Blanca Soto becomes the first Hispanic woman to hold the position of Dodge City commissioner
After a night of questioning, the Dodge City Commission has named Blanca Soto as the newest city commissioner. According to city officials, Soto is the first Hispanic woman to be selected to the commission in Dodge City.
The selection came after former Mayor Joyce Warshaw resigned from the position in December 2020 after alleged threatening emails were sent to her over the city mask mandate that passed in November 2020.
The Dodge City Police Department later deemed the threats were opinions sent to Warshaw by a man from Kentucky.
The selection for the commissioner position came down to Soto and Jan Scoggins after 13 applicants applied for the position.
Both Soto and Scoggins were questioned by city commissioners on why they felt right for the position.
"I love Dodge City, this is my community," Soto said. "I want to be part of that change and work into making this community a great place to live and work and raise a family."
This marks the first time Soto has applied for public office.
Soto has been a member of the Kansas Appleseed organization, a nonprofit advocacy organization working toward laws and policies to build a more thriving, inclusive and just state, according to its website.
Soto was also part of the city's Cultural Relations Advisory Board.
She has lived in Dodge City for 20 years and had been a representative with the U.S. Census Bureau in southwest Kansas in 2020.
As a commissioner, the top three items of focus for Soto are to continue the current projects ongoing in Dodge City, maintain and attract younger talent, and boost the economy with recruitment of businesses to create more jobs.
Soto was asked if the commission did the right thing by passing the mask mandate in November.
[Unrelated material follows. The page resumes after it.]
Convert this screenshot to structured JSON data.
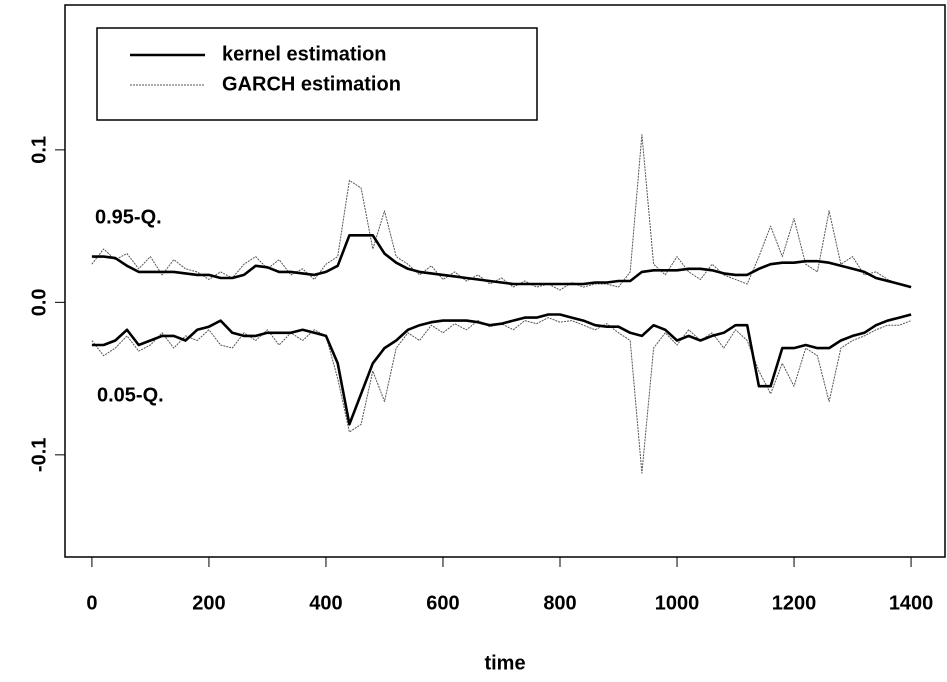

"I think you did the right thing," Soto said. "By taking into consideration the medical professionals' opinion and working together, you came to the right decision and at the same time making that decision up to be evaluated later."
Soto also shared that as a commissioner, the needs of the community must be addressed as one of the primary goals of a commissioner.
Scoggins had previously been city commissioner from 2014 through 2019 and also ran for Kansas House of Representatives District 119.
"I feel honored to be one of the two final candidates," Scoggins said. "I was born and raised in Dodge City and am a third-generation Dodge City person. I have seen many changes in Dodge City but am very pleased with the direction we've taken with the new branding."
Scoggins also answered the mask mandate question: "I think definitely you did the right thing by putting the ordinance in and reviewing it every 30 days, so you did do the right thing. You as commissioners had figures in front of you and had information I do not have so I didn't feel I was in a position to judge your decision at this point."
The commissioners voted 4-0 for Soto to be the new city commissioner.
Soto said that as commissioner she would bring together the community and get people involved in local government.
Another question asked was did she have the time to commit to being a commissioner.
"I do," Soto said. "If I had signed up for this last year I wouldn't have because I was finishing school but now that I am done with that, I am a single mother and I am pretty used to taking the different responsibilities and really balancing everything. I feel pretty confident I will have the time, the energy and the commitment to be on the city commission."
On making the final decision, the nominations were opened to the commissioners. Commissioner Brian Delzeit nominated Soto. Each commissioner then commented on each candidate bringing different experiences to the commission and, in the end, the final vote came down to Soto and she was immediately sworn in as commissioner.
She will hold the position until January 2022 and can choose to run for election prior to that time.